Comments from Charles

Hello everybody,

this is a complex - and interesting! - discussion, and a difficult problem to tackle, but an important one. Addressing it adequately would be a great acheivement for Debian.

Le Sat, Jun 08, 2019 at 10:07:13PM -0700, Mo Zhou a écrit :

1. Free datasets used to train FreeModel are not required to upload
   to our main section, for example those Osamu mentioned and wikipedia
   dump. We are not scientific data archiving organization and these
   data will blow up our infra if we upload too much.

how about storing only the data used to train the version that is released in Stable, and keeping this data in a dedicated archive, to avoid bloating mirrors ? There was a thread on debian-project on how to use Debian money, and I think that it could be a useful case.

For the versions in Unstable and Testing, the role of the package maintainer would be to ensure that the data is still available for download.

2. It's not required to re-train a FreeModel with our infra, because
   the outcome/cost ratio is impractical.
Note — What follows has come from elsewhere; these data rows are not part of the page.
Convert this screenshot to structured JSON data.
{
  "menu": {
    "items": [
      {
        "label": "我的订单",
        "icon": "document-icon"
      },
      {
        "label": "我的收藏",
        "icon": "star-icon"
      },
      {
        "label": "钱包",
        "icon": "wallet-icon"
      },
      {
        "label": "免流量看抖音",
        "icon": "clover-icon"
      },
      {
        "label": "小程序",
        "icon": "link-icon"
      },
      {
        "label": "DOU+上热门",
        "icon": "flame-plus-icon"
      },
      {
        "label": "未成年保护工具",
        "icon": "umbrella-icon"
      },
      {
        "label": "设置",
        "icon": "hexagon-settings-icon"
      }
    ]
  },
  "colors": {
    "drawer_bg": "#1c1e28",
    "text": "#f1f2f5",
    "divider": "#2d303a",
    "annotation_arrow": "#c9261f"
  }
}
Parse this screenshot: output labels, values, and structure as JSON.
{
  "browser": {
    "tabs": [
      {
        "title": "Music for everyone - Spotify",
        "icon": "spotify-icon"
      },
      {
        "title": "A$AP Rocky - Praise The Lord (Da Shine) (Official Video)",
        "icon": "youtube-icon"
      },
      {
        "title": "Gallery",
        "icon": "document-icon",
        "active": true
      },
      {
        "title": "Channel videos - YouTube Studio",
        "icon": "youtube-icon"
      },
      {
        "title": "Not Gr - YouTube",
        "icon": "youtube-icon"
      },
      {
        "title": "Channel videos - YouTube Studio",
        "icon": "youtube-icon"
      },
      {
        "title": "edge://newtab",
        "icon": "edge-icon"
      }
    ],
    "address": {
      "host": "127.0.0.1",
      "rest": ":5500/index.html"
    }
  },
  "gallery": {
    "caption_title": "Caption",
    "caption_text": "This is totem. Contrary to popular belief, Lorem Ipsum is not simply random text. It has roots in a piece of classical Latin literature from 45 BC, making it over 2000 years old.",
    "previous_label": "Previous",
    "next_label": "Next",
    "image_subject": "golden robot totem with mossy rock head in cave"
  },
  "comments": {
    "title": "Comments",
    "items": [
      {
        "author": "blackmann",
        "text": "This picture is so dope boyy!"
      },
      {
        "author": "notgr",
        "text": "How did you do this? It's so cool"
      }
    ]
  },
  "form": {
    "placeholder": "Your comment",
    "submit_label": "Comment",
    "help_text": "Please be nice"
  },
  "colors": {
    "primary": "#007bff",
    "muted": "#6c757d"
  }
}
The outcome is nearly zero
   compared to directly using a pre-trained FreeModel, while the cost
   is increased carbon dioxide in our atmosphere and wasted developer
   time. (Deep learning is producing much more carbon dioxide than we
   thought).

Optionally, we could even consider re-training the release candidate at the approach of the Freeze, for the sake of demonstrating that the training process functions well.

Stable point update might not need to be retrained depending on what the patches address.

Have a nice day,

Charles